At the same time, the court noted that: “This is not to say that Plaintiff has already proved its case that either Bandas or Palmer performed the alleged legal services in Illinois as required by the Act…. It may perhaps be important that the mediation session, for example, was conducted telephonically between individuals then-residing in Texas (Bandas), California (Plaintiff’s representative), and Florida (Max, the mediator). Plaintiff has alleged that Bandas and Palmer covertly managed the Gannett litigation and drafted all of the pleadings for in-state figureheads (Thut and Stewart) with the explicit purpose of evading the court’s jurisdiction. The court concludes only that these allegations are sufficient to state a plausible claim for the unauthorized practice of law.”

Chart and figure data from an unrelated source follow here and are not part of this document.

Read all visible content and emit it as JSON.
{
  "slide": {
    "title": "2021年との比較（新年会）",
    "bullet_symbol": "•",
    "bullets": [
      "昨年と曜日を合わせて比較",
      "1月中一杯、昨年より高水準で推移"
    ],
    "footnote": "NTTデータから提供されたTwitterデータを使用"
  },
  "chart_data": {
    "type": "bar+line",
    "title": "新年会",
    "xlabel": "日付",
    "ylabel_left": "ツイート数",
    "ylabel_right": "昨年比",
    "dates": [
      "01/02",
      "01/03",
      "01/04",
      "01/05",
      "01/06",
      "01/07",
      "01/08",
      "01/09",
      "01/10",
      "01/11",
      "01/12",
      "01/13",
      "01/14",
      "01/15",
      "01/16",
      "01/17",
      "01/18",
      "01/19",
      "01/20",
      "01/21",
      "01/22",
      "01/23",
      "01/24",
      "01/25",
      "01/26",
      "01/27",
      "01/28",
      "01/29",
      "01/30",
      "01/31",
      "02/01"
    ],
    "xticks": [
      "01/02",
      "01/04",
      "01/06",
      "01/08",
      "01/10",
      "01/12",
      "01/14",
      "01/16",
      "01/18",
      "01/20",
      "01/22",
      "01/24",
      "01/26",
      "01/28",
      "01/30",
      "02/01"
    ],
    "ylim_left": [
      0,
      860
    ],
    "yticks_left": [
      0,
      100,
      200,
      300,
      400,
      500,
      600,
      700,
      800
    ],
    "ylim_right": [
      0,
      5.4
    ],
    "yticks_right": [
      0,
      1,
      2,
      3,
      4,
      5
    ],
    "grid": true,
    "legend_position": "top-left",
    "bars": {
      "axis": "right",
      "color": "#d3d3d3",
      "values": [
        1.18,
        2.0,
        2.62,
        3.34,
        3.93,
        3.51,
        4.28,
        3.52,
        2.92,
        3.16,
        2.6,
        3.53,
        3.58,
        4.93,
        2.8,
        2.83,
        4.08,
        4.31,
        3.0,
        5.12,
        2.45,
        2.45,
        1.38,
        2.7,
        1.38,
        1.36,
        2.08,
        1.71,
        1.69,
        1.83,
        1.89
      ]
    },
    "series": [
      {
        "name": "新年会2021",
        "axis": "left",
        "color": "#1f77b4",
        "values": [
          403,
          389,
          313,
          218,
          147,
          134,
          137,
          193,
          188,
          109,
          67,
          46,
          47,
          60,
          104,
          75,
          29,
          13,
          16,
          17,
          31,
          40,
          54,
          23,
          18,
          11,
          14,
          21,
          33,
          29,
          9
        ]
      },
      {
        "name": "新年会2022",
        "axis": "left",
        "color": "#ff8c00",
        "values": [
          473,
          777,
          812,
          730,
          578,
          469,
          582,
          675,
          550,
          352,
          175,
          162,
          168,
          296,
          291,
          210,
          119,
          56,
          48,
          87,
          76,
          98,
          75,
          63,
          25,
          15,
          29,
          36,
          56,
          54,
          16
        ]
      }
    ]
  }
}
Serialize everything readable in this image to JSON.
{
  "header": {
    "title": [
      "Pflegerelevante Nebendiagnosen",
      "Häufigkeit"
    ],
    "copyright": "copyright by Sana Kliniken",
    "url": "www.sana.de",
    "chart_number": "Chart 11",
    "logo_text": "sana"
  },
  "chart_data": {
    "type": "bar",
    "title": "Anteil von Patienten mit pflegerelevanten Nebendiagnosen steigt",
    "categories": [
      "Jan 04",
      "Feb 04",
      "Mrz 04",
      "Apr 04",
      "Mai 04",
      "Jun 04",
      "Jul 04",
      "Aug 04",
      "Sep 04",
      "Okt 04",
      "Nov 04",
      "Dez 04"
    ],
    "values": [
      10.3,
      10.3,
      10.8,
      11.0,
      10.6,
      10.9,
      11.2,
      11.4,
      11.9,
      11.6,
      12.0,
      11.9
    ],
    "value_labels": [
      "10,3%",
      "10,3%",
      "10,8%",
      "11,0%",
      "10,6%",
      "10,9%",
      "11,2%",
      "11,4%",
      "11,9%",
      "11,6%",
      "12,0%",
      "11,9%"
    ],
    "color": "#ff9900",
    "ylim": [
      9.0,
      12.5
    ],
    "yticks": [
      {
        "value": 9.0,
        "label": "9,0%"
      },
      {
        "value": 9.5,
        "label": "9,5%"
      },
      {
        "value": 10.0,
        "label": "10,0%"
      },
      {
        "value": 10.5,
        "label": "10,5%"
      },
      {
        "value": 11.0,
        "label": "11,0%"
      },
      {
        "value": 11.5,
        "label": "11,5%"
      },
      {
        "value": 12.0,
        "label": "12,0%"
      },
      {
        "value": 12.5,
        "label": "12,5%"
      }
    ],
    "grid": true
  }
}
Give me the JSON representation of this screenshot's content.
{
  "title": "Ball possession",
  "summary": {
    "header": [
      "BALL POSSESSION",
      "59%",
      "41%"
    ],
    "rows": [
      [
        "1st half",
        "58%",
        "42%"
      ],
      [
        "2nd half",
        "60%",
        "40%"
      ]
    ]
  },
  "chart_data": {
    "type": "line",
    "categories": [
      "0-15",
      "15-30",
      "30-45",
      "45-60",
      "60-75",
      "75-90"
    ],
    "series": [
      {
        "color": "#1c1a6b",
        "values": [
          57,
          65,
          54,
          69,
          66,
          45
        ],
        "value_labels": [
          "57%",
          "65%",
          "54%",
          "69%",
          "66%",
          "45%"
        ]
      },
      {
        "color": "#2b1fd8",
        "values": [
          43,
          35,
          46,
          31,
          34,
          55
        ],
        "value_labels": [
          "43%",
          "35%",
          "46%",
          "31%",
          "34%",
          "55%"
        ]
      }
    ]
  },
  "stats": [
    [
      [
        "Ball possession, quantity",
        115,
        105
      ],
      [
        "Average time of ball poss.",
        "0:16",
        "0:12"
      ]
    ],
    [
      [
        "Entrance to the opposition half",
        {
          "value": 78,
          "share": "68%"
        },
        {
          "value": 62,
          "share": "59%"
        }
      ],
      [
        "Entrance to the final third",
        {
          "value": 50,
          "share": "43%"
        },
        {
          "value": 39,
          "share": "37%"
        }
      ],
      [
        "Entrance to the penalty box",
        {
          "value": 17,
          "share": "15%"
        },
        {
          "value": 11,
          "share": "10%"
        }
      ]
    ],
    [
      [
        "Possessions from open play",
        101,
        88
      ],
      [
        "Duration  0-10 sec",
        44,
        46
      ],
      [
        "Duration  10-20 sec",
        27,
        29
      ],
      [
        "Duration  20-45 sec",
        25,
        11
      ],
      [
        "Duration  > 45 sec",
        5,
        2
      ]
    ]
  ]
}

In conclusion, the court re-emphasized that: “Defendants have engaged in a pattern of reprehensible conduct that has harmed Plaintiff and others and benefits no one other than Defendants themselves. The court is troubled by the fact that until now its decisions appear to leave Plaintiff and those similarly affected without an adequate remedy — and may fail to deter the Defendants from further rent-seeking. This court can only repeat its earlier advice that class counsel facing similar demands may be best served by calling the professional objector’s bluff and seeing the objector’s appeal through to its conclusion. In cases involving meritless, bad-faith objections, the likelihood of prevailing on appeal and recovering damages would likely be high. The court also notes that the Supreme Court has recently transmitted an amendment of FED. R. CIV. P. 23 to Congress. If allowed to go into effect, the new Rule would require district court approval before any objector can withdraw an objection or appeal in exchange for money or other consideration.”

 

Edelson v. Bandas Law Firm, No.16-11057 [Rec. Doc. 106], 2018 WL 3496085 (N.D.Ill. July 20, 2018).